The iron logic of COMCASA is that it will enmesh India deeper in the worldwide US security system. How much India benefits from COMCASA will depend on India’s contribution to US security efforts worldwide. Since these are negligible currently and likely to remain so in the foreseeable future, the spinoffs for India from COMCASA should also be modest. But with COMCASA signed and sealed, the United States will push India for the purchase of big-ticket weapons systems and simultaneously dissuade it from looking at Russian and other non-US alternatives. As of now, therefore, it appears rather remote that the United States should agree to the Indian purchase of S-400. The closer India and the United States get, the more distance it will put with Russia. Indeed, there may come a time when the Russians could develop reservations about selling strategic equipment to India.
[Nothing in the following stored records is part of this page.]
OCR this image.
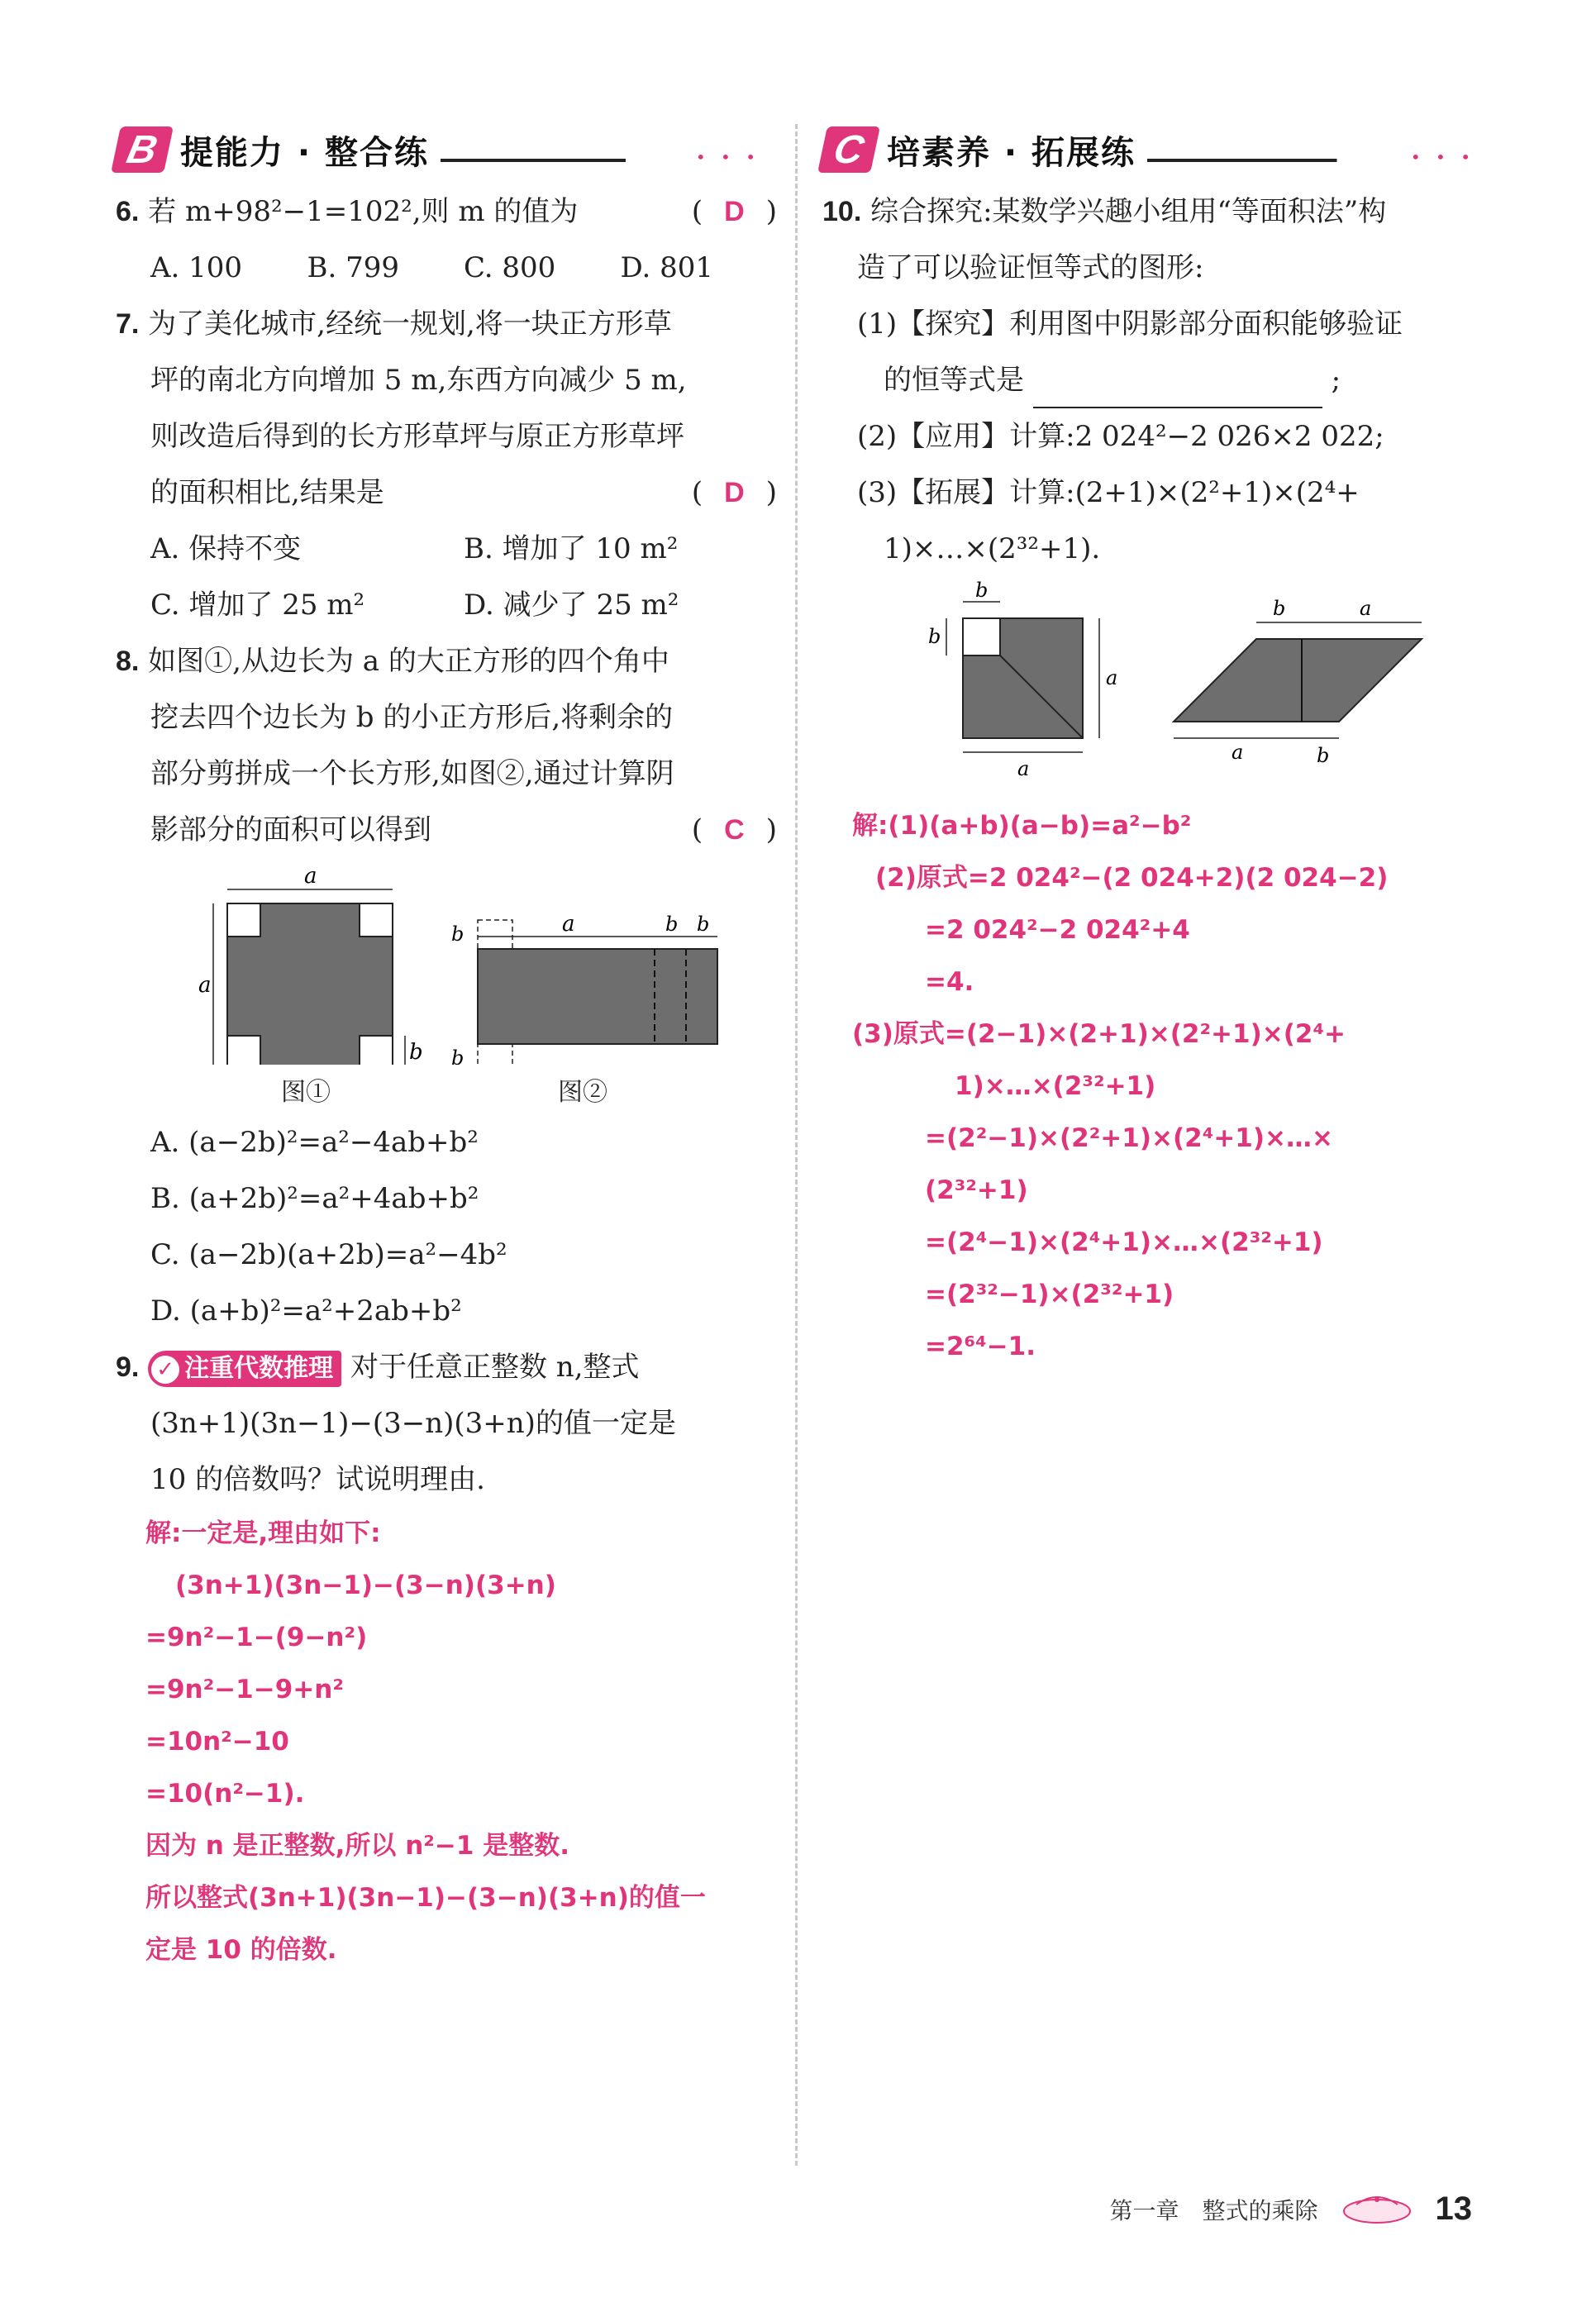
B 提能力 · 整合练	• • •
6. 若 m+98²−1=102²,则 m 的值为	( D )
A. 100	B. 799	C. 800	D. 801
7. 为了美化城市,经统一规划,将一块正方形草
坪的南北方向增加 5 m,东西方向减少 5 m,
则改造后得到的长方形草坪与原正方形草坪
的面积相比,结果是	( D )
A. 保持不变	B. 增加了 10 m²
C. 增加了 25 m²	D. 减少了 25 m²
8. 如图①,从边长为 a 的大正方形的四个角中
挖去四个边长为 b 的小正方形后,将剩余的
部分剪拼成一个长方形,如图②,通过计算阴
影部分的面积可以得到	( C )
a
a
b
a	b b
b
b
图①	图②
A. (a−2b)²=a²−4ab+b²
B. (a+2b)²=a²+4ab+b²
C. (a−2b)(a+2b)=a²−4b²
D. (a+b)²=a²+2ab+b²
9. ✓ 注重代数推理 对于任意正整数 n,整式
(3n+1)(3n−1)−(3−n)(3+n)的值一定是
10 的倍数吗？试说明理由.
解:一定是,理由如下:
(3n+1)(3n−1)−(3−n)(3+n)
=9n²−1−(9−n²)
=9n²−1−9+n²
=10n²−10
=10(n²−1).
因为 n 是正整数,所以 n²−1 是整数.
所以整式(3n+1)(3n−1)−(3−n)(3+n)的值一
定是 10 的倍数.
C 培素养 · 拓展练	• • •
10. 综合探究:某数学兴趣小组用“等面积法”构
造了可以验证恒等式的图形:
(1)【探究】利用图中阴影部分面积能够验证
的恒等式是	;
(2)【应用】计算:2 024²−2 026×2 022;
(3)【拓展】计算:(2+1)×(2²+1)×(2⁴+
1)×…×(2³²+1).
b
b
a
a
b	a
a	b
解:(1)(a+b)(a−b)=a²−b²
(2)原式=2 024²−(2 024+2)(2 024−2)
=2 024²−2 024²+4
=4.
(3)原式=(2−1)×(2+1)×(2²+1)×(2⁴+
1)×…×(2³²+1)
=(2²−1)×(2²+1)×(2⁴+1)×…×
(2³²+1)
=(2⁴−1)×(2⁴+1)×…×(2³²+1)
=(2³²−1)×(2³²+1)
=2⁶⁴−1.
第一章　整式的乘除	13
The American side at the two plus two dialogue also virtually closed the Iran option. Paying lip-service to India’s predicament does not mean endorsing India’s ties with Iran. In all likelihood, the United States will adhere to the November deadline and punish countries that do not fall in line. It could facilitate alternative sources but at the cost of pricing and sovereignty. The Indian government is unrealistically hopeful of a US change of heart. But why should that happen? To preserve India’s strategic partnership? But that is scarcely strengthened, to play the devil’s advocate, if India trades with a US foe. The same argument applies to the Chabahar project. The United States considers Iran to be playing an insidious role in Afghanistan supported by Russia, China and elements of the Pakistan military. In the circumstances how can it countenance an Iranian logistical link to Afghanistan ostensibly controlled by India but over which it will have little true oversight powers?

The power differential between the United States and India often warps the outcome of dialogues. With the state of the world being what it is, India stands everything to lose by aligning itself with the authoritarian bloc led by China and Russia. That leaves the West and particularly the United States as the only worthwhile options. Still, it would have been respectable for India to put up a fight for COMCASA and gain concessions from the United States. For that, it had to be prepared, and it was not. But now that COMCASA is a reality, India has to re-imagine relations with the United States and realize them. It has also to revisit Non-Alignment and see how it can be salvaged without wrecking relations with the United States. Meanwhile, relations with Russia are unlikely to return to the old footing, while enmities with China will deepen. These in themselves represent tectonic shifts which require the fullest study and understanding in India. On them rests the future success of India’s geopolitics.